The Pontiac G5 had its best sales month of the year last month.

STAFF/WIRE REPORT

The locally built Chevrolet Cobalt had one of the biggest sales drops of all General Motors vehicles in June.

GM said Wednesday that it sold 6,847 Cobalts in the U.S. last month, which was down 67.2 percent from the 20,888 that were sold in June 2008.

Overall, GM’s light-vehicle sales were down 33.6 percent last month.

Among vehicles that still are being produced by GM, only the Saturn Aura and Sky had larger declines than the Cobalt last month. GM has said, however, that it intends to sell the Saturn brand, and it will not be part of the company’s long-term future.

Barry Gonis, general manager of Spitzer Chevrolet in North Jackson, said he wasn’t sure why the Cobalt dropped more than other GM vehicles. The same $2,500 rebate that was offered in May was available in June, he said.

Buyers could have been attracted to some other vehicles that had increased incentives, he said.

In May, GM sold 12,764 Cobalts.

For the first half of the year, GM has sold 51,676 Cobalts, which is down 54.8 percent from last year’s pace at the same time.

Because of the slow sales, GM has shut down the Lordstown plant for June and July.

The other car made at the plant, the Pontiac G5, had its best sales month of the year in June. GM sold 1,671 of the models. The previous monthly high for this year was 767 in January, but June’s total was still 34.9 percent lower than the number sold in June 2008.

Overall, GM held its own even though it entered bankruptcy protection.

The automaker’s 33.4 percent sales drop was slightly larger than the 30 percent drop it reported for May before it entered bankruptcy protection. GM plans to sell or close Pontiac, Saturn, Hummer and Saab to focus on four core brands — Chevrolet, Cadillac, GMC and Buick.

Meanwhile, sales at Ford and Chrysler last month offered sharply different views on the downtrodden U.S. market for cars and trucks.

Ford’s June sales showed signs of stabilization, as the healthiest Detroit automaker posted its smallest sales decline of the year at 10.7 percent. It also said it gained market share.

But Chrysler Group LLC, just weeks after leaving bankruptcy protection, reported a 42 percent drop in sales, hurt by a big cut in fleet sales and declines in all its models except the Dodge Challenger muscle car.

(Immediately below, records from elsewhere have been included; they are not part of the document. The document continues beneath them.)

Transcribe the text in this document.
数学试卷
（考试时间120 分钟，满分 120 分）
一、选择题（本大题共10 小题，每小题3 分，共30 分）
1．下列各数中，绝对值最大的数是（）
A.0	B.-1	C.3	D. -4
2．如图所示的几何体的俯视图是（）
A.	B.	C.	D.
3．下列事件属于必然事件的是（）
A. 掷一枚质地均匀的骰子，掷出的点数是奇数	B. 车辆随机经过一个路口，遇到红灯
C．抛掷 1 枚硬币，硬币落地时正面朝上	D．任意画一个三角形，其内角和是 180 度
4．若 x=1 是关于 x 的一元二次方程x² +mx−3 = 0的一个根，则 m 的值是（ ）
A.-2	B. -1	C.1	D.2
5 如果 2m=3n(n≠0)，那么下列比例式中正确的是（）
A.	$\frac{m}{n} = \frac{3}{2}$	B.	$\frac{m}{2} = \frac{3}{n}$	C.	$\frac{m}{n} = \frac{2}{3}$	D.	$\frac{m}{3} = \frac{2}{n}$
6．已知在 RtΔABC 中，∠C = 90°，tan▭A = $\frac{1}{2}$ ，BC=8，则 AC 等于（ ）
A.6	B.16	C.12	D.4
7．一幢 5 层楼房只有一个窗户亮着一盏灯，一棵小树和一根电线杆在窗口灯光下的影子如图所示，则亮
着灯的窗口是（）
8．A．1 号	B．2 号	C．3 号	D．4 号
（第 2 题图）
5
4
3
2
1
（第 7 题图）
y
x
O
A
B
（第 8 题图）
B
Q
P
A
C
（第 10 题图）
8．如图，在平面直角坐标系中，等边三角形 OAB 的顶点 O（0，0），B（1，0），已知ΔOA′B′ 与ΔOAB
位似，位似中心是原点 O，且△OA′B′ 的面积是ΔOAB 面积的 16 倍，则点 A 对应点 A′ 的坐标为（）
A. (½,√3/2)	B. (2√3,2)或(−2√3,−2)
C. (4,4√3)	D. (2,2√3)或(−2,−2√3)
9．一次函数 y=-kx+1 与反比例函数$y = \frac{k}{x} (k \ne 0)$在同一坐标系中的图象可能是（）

June sales from other automakers indicated that the industry downturn has begun leveling off. Toyota’s U.S. sales fell 32 percent in June to 131,654 units — a smaller decline than in previous months for the Japanese automaker.

Economists say there are signs the economy is recovering, with housing starts rising more than expected in May and wholesale prices remaining in check.

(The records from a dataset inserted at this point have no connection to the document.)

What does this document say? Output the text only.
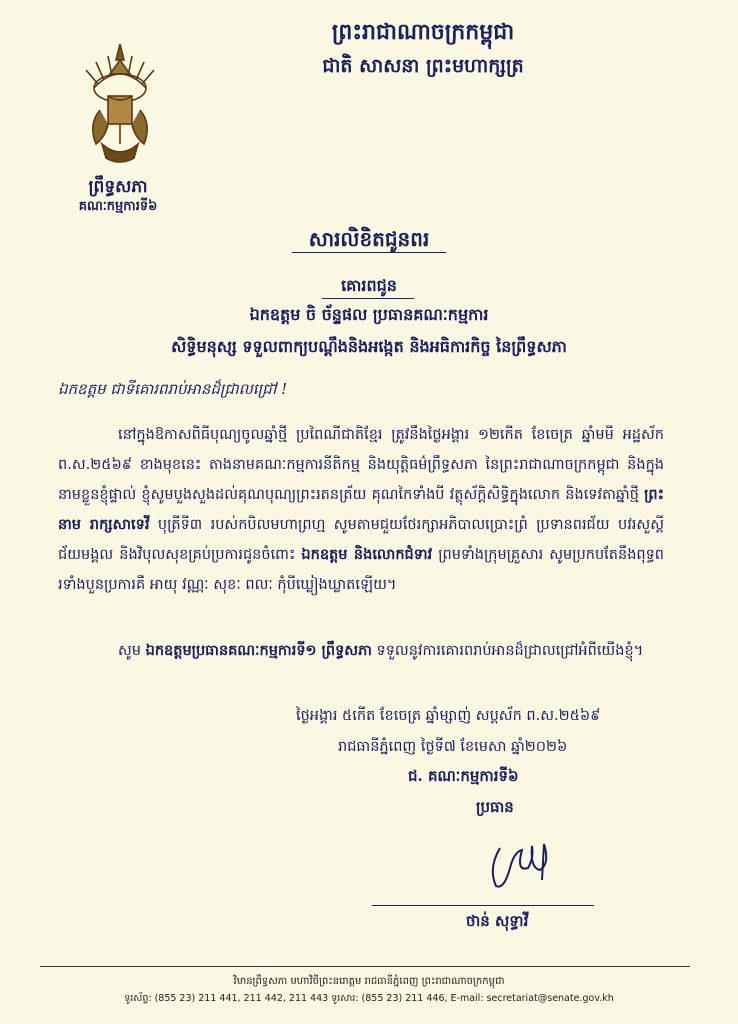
ព្រះរាជាណាចក្រកម្ពុជា
ជាតិ សាសនា ព្រះមហាក្សត្រ
ព្រឹទ្ធសភា
គណៈកម្មការទី៦
សារលិខិតជូនពរ
គោរពជូន
ឯកឧត្តម ចិ ច័ន្ទផល ប្រធានគណៈកម្មការ
សិទ្ធិមនុស្ស ទទួលពាក្យបណ្តឹងនិងអង្កេត និងអធិការកិច្ច នៃព្រឹទ្ធសភា
ឯកឧត្តម ជាទីគោរពរាប់អានដ៏ជ្រាលជ្រៅ !
នៅក្នុងឱកាសពិធីបុណ្យចូលឆ្នាំថ្មី ប្រពៃណីជាតិខ្មែរ ត្រូវនឹងថ្ងៃអង្គារ ១២កើត ខែចេត្រ ឆ្នាំមមី អដ្ឋស័ក ព.ស.២៥៦៩ ខាងមុខនេះ តាងនាមគណៈកម្មការនីតិកម្ម និងយុត្តិធម៌ព្រឹទ្ធសភា នៃព្រះរាជាណាចក្រកម្ពុជា និងក្នុងនាមខ្លួនខ្ញុំផ្ទាល់ ខ្ញុំសូមបួងសួងដល់គុណបុណ្យព្រះរតនត្រ័យ គុណកៃទាំងបី វត្ថុស័ក្តិសិទ្ធិក្នុងលោក និងទេវតាឆ្នាំថ្មី ព្រះនាម រាក្សសាទេវី បុត្រីទី៣ របស់កបិលមហាព្រហ្ម សូមតាមជួយថែរក្សាអភិបាលប្រោះព្រំ ប្រទានពរជ័យ បវរសួស្តី ជ័យមង្គល និងវិបុលសុខគ្រប់ប្រការជូនចំពោះ ឯកឧត្តម និងលោកជំទាវ ព្រមទាំងក្រុមគ្រួសារ សូមប្រកបតែនឹងពុទ្ធពរទាំងបួនប្រការគឺ អាយុ វណ្ណៈ សុខៈ ពលៈ កុំបីឃ្លៀងឃ្លាតឡើយ។
សូម ឯកឧត្តមប្រធានគណៈកម្មការទី១ ព្រឹទ្ធសភា ទទួលនូវការគោរពរាប់អានដ៏ជ្រាលជ្រៅអំពីយើងខ្ញុំ។
ថ្ងៃអង្គារ ៥កើត ខែចេត្រ ឆ្នាំម្សាញ់ សប្តស័ក ព.ស.២៥៦៩
រាជធានីភ្នំពេញ ថ្ងៃទី៧ ខែមេសា ឆ្នាំ២០២៦
ជ. គណៈកម្មការទី៦
ប្រធាន
ថាន់ សុទ្ធាវី
វិមានព្រឹទ្ធសភា មហាវិថីព្រះនរោត្តម រាជធានីភ្នំពេញ ព្រះរាជាណាចក្រកម្ពុជា
ទូរស័ព្ទ: (855 23) 211 441, 211 442, 211 443 ទូរសារ: (855 23) 211 446, E-mail: secretariat@senate.gov.kh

But the Conference Board reported Wednesday that consumer confidence fell unexpectedly in June.

“We’re making steady progress,” Jim Farley, the company’s group vice president of marketing, said in a statement. “We remain grounded, however, given challenging industry and economic conditions.”

Analysts predict that June sales, adjusted for seasonal variances and multiplied to determine an annual rate, will top the 10 million mark for the first time this year. During several months earlier in 2009, U.S. car and truck sales dropped to a rate of about 9 million vehicles, a huge reduction from more than 16 million as recently as 2007.

But any jump in the annual rate could be fueled by fire-sale prices at 789 Chrysler dealers that were fired by the company during the bankruptcy process and told to get rid of their inventory by June 9.